Progetto Teranga - CARITAS TARVISINA

Progetto Teranga

In questi ultimi anni, Caritas Tarvisina si è spesa per offrire accoglienza ai migranti e affrontare le fatiche di un territorio che, talvolta, si è dimostrato non del tutto accogliente dinanzi all’arrivo di queste persone. Ad aprile 2019, dopo la decisione di terminare l’esperienza dei Centri Accoglienza Straordinaria, come Caritas diocesana abbiamo voluto comunque continuare a dare una risposta ai bisogni mutati dei migranti presenti nel nostro territorio: sempre di più, infatti, molti di loro non sono in grado di avere un’autonomia lavorativa ed abitativa, con il conseguente forte rischio di cadere nelle fasce della grave marginalità, se non della criminalità.

A fronte di questo, dagli ultimi mesi del 2019 abbiamo voluto continuare ad accompagnare i percorsi di queste persone, in un’ottica di promozione dell’autonomia, ponendo segni di accoglienza nel territorio diocesano come il progetto “Teranga”, presso la casa sita in viale Fratelli Bandiera a Treviso, per l’accoglienza temporanea e per l’accompagnamento nella crescita professionale e nell’inserimento sociale, nella prospettiva di acquisire una sempre maggiore autonomia.

Un’altra opera segno diocesana è “Casa Giavera”, centro di accoglienza per migranti, sito nel comune di Giavera del Montello (TV), gestito dalla cooperativa sociale “La Esse” e Caritas Tarvisina, dove attualmente è in corso il progetto “Maneo”, finanziato all’interno della campagna “Liberi di Partire, Liberi di Restare” promossa dalla CEI.

L’emergenza sanitaria ed economica causata dalla pandemia, con il conseguente lockdown e le restrizioni per il contenimento del contagio, hanno impattato fortemente sui due progetti di accoglienza, determinando principalmente una brusca sospensione dei percorsi di inserimento lavorativo dei giovani migranti accolti, con una conseguente interruzione del loro processo di autonomia. Infatti, come evidenziato anche nel “Dossier statistico immigrazione 2020”, realizzato dal Centro studi e ricerche Idos, la pandemia ha acuito le disparità sociali e, per molti migranti, ha determinato un peggioramento delle condizioni occupazionali. Aspetto che abbiamo colto anche intercettando le richieste di sostegno di quei giovani migranti, accolti negli anni passati nelle nostre case accoglienza o all’interno del progetto “Rifugiato a Casa Mia”, con ottimi percorsi di inserimento e autonomia che si sono ritrovati in una condizione di importante precarietà.

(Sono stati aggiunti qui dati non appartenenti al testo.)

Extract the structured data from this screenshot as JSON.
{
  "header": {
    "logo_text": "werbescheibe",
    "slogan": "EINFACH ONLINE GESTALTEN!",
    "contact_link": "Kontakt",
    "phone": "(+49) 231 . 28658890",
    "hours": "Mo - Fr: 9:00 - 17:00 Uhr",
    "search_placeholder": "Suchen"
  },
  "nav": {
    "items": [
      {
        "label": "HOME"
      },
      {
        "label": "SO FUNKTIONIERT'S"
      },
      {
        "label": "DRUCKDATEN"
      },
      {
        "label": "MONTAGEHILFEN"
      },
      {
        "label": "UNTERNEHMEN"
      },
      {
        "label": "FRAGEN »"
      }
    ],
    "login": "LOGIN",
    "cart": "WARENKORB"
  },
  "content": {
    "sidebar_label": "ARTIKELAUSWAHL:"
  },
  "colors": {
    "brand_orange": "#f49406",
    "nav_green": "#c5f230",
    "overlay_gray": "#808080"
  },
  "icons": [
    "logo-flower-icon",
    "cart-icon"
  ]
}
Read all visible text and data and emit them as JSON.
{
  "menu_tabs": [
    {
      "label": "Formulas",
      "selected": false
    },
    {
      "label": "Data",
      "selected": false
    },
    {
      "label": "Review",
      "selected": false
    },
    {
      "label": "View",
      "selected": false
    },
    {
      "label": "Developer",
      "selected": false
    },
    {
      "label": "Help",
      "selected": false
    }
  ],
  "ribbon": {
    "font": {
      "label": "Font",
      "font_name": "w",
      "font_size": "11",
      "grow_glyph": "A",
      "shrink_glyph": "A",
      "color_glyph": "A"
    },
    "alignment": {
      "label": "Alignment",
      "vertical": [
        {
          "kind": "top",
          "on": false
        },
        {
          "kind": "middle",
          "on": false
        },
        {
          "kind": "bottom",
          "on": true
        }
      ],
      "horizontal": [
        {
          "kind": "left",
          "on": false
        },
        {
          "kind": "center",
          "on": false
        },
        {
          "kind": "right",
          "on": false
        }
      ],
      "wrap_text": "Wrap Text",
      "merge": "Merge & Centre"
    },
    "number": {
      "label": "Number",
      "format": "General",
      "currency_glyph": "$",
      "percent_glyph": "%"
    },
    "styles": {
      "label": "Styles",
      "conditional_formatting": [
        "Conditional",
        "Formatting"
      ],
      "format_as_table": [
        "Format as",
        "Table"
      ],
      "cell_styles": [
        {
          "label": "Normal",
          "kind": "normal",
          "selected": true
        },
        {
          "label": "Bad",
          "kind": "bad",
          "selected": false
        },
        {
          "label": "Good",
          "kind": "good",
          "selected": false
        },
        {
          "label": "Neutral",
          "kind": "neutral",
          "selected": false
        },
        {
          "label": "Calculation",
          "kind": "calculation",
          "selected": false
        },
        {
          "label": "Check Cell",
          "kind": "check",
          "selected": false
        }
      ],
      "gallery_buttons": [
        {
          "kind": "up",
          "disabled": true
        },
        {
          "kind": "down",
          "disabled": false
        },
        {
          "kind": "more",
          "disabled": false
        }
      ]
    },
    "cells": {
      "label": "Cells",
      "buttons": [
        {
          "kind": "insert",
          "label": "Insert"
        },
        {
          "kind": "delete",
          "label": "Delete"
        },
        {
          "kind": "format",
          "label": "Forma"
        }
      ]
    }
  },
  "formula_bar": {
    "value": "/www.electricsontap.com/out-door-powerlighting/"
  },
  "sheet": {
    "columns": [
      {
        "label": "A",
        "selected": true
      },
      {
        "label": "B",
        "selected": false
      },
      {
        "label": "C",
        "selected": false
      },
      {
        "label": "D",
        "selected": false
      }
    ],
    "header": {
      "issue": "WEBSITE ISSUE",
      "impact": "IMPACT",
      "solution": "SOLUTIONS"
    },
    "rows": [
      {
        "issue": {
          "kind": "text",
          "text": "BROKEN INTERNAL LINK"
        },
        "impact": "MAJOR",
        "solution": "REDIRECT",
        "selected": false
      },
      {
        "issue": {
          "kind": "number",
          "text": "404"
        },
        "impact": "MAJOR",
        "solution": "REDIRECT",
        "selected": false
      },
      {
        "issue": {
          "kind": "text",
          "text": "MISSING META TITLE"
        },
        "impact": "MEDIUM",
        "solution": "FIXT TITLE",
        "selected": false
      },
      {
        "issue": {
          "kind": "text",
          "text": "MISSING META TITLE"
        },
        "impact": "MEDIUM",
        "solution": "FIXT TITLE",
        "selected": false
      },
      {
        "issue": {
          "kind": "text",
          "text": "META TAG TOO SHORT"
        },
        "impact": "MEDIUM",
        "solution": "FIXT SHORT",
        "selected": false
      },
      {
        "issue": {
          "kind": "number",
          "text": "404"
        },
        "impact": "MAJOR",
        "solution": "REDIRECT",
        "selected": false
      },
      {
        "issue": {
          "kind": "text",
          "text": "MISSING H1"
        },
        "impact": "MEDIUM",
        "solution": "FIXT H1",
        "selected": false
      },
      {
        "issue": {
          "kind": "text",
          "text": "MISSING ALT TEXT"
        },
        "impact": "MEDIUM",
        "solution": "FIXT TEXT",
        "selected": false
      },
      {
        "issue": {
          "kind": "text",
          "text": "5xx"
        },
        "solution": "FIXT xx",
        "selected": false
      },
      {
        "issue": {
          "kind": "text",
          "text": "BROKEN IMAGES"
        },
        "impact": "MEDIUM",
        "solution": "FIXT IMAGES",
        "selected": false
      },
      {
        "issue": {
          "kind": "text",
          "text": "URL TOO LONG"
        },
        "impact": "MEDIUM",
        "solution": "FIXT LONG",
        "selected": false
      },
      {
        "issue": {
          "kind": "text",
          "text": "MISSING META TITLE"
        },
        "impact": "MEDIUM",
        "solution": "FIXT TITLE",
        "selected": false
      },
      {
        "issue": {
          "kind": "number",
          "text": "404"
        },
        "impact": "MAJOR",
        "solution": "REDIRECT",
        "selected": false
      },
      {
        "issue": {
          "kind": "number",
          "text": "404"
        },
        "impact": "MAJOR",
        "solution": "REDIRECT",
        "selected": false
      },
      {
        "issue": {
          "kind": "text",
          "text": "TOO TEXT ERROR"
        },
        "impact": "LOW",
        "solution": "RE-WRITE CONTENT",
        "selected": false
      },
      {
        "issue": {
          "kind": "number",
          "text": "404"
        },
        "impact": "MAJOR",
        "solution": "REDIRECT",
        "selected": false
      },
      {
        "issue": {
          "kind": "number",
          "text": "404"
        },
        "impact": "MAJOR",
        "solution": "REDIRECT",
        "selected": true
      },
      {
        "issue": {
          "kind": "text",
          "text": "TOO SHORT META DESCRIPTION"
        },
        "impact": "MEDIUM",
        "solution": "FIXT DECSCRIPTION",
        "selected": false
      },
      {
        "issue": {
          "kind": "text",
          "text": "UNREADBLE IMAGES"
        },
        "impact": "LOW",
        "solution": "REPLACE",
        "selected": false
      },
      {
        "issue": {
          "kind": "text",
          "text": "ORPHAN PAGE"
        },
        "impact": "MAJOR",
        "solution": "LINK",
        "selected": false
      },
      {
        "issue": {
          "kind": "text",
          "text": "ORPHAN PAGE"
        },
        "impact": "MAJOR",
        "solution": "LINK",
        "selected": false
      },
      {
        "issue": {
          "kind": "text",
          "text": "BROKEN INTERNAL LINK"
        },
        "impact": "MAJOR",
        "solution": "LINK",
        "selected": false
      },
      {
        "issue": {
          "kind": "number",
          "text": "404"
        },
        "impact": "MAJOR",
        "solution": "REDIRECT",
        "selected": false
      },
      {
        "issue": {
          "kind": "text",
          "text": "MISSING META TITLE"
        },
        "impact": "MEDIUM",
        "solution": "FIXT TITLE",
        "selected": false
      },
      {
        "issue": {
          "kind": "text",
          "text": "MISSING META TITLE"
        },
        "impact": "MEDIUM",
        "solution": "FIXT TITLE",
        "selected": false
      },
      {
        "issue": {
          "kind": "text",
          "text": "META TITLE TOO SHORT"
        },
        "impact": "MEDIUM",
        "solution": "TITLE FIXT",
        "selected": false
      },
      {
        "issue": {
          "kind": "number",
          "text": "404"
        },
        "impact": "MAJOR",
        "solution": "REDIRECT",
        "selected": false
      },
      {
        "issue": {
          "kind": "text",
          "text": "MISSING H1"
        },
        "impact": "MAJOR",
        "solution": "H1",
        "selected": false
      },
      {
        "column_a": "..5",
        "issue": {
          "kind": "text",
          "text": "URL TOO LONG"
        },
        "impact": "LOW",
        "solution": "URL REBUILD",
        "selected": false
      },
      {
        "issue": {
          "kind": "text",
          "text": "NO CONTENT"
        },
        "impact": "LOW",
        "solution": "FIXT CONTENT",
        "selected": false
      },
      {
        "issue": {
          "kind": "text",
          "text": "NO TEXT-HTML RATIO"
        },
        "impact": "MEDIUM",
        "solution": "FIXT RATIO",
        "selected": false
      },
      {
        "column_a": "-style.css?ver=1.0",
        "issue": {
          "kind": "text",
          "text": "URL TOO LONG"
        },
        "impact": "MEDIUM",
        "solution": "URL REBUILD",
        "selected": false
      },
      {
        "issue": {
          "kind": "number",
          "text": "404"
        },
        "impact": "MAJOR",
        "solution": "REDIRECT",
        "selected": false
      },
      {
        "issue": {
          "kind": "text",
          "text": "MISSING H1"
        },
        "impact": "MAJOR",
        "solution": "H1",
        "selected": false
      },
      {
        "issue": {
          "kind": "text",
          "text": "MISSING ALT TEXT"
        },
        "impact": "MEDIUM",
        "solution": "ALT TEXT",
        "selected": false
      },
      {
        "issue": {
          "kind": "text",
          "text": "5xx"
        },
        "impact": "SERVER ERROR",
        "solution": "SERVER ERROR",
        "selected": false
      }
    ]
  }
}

A ciò si è aggiunta anche una crescita dei sentimenti di ostilità da parte dell’opinione pubblica nei confronti di richiedenti asilo, rifugiati e migranti, alimentati dalla ricerca di un capro espiatorio per il contagio. Nella prima fase di lockdown, perciò, si è deciso di prolungare il periodo di accoglienza per i giovani migranti accolti, vista la concreta impossibilità di trovare una nuova sistemazione abitativa, ma anche di offrire loro un sostegno per le spese. Parallelamente a questo, si è continuato a lavorare per un ri-orientamento professionale dei giovani migranti attraverso la revisione e l’aggiornamento dei curricula, la ricerca attiva di lavoro, l’inserimento in settori non particolarmente toccati dalla crisi. Inoltre è stato essenziale anche continuare a promuovere il coinvolgimento delle comunità parrocchiali, sia attraverso proposte di sensibilizzazione o formazione, sia attraverso la partecipazione diretta con esperienze di volontariato, nel rispetto delle normative anti-Covid.